Close the Round-Tripping Loophole Act
The Close the Round-Tripping Loophole Act overhauls how Global Intangible Low-Taxed Income (GILTI) is calculated and limited for purposes of the GILTI inclusion and the Section 250 deduction. It creates a new “round-tripping ratio” to identify income that is round-tripped through certain foreign-use property or services, and it uses that ratio to reduce the amount of GILTI that can be included in U.S. taxable income and the related deduction. In short, if a company appears to route income through foreign-use transactions to avoid taxes, the bill tightens the tax treatment by shrinking the deductible benefit associated with GILTI. The rule includes a special exemption for small taxpayers and applies to foreign corporations’ tax years after enactment (and to U.S. shareholders in years ending with those foreign years).
Key Points
- 1Introduces a new round-tripping ratio to measure the extent to which a U.S. shareholder’s income is round-tripped through certain foreign-use property or services before being included as GILTI.
- 2Changes the calculation under 951A(b)(2)(A) by replacing a simple 10% amount with 10% of the excess of the aggregate GILTI-related amount over a product that multiplies that amount by the round-tripping ratio.
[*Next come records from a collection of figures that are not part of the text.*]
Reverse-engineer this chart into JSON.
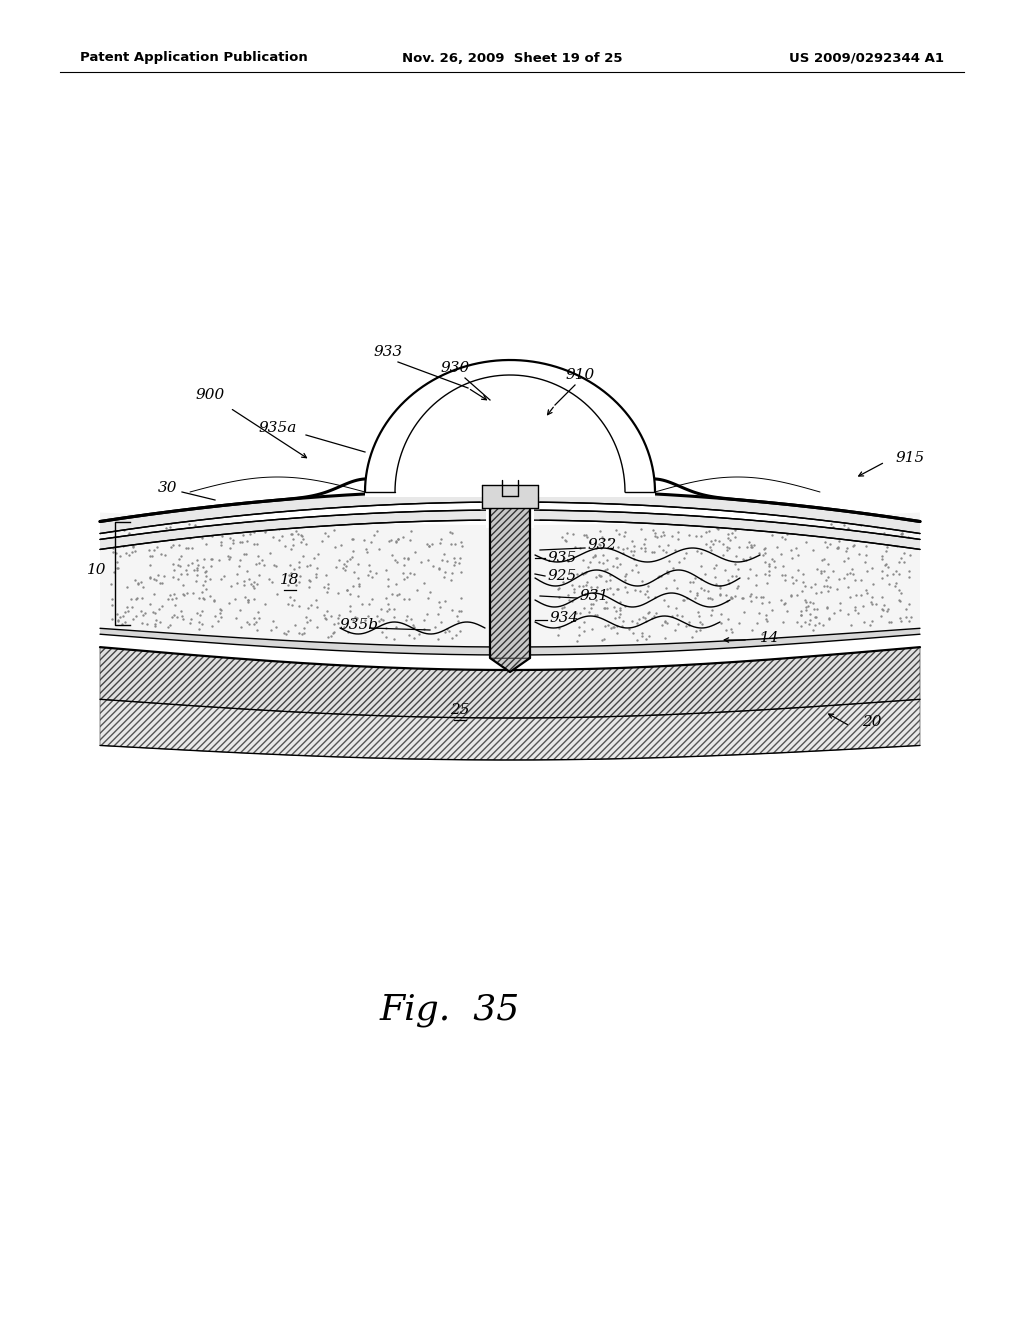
{
  "bg_color": "#ffffff",
  "header_left": "Patent Application Publication",
  "header_mid": "Nov. 26, 2009  Sheet 19 of 25",
  "header_right": "US 2009/0292344 A1",
  "fig_label": "Fig.  35"
}
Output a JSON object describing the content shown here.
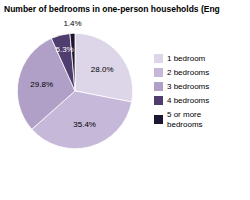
{
  "chart_data": {
    "type": "pie",
    "title": "Number of bedrooms in one-person households (Eng",
    "categories": [
      "1 bedroom",
      "2 bedrooms",
      "3 bedrooms",
      "4 bedrooms",
      "5 or more\nbedrooms"
    ],
    "values": [
      28.0,
      35.4,
      29.8,
      5.3,
      1.4
    ],
    "value_labels": [
      "28.0%",
      "35.4%",
      "29.8%",
      "5.3%",
      "1.4%"
    ],
    "colors": [
      "#ddd5e8",
      "#c5b8d8",
      "#b0a0c8",
      "#4e3d6e",
      "#1e1530"
    ],
    "data_labels": true,
    "legend": "right"
  }
}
- 3Adds Section 951A(b)(3) to define the round-tripping ratio (as the percentage, capped at 100%, of round-tripped net CFC tested income to net CFC tested income) and details how to compute the numerator (round-tripped income) and denominator (total tested income), including an exception for small filers.
- 4Provides an exception for certain small U.S. shareholders: if average annual gross receipts over the prior 3-year period do not exceed $100 million, the round-tripping ratio is treated as 0%.
- 5Modifies the Section 250 deduction (50% GILTI deduction) to limit the deduction to 50% of the excess amount after subtracting the round-tripping portion (i.e., 50% of the GILTI amount plus any related dividends, reduced by the round-tripping ratio portion).
- 6Effective dates: applies to tax years of foreign corporations beginning after enactment, and to tax years of U.S. shareholders ending in those foreign years.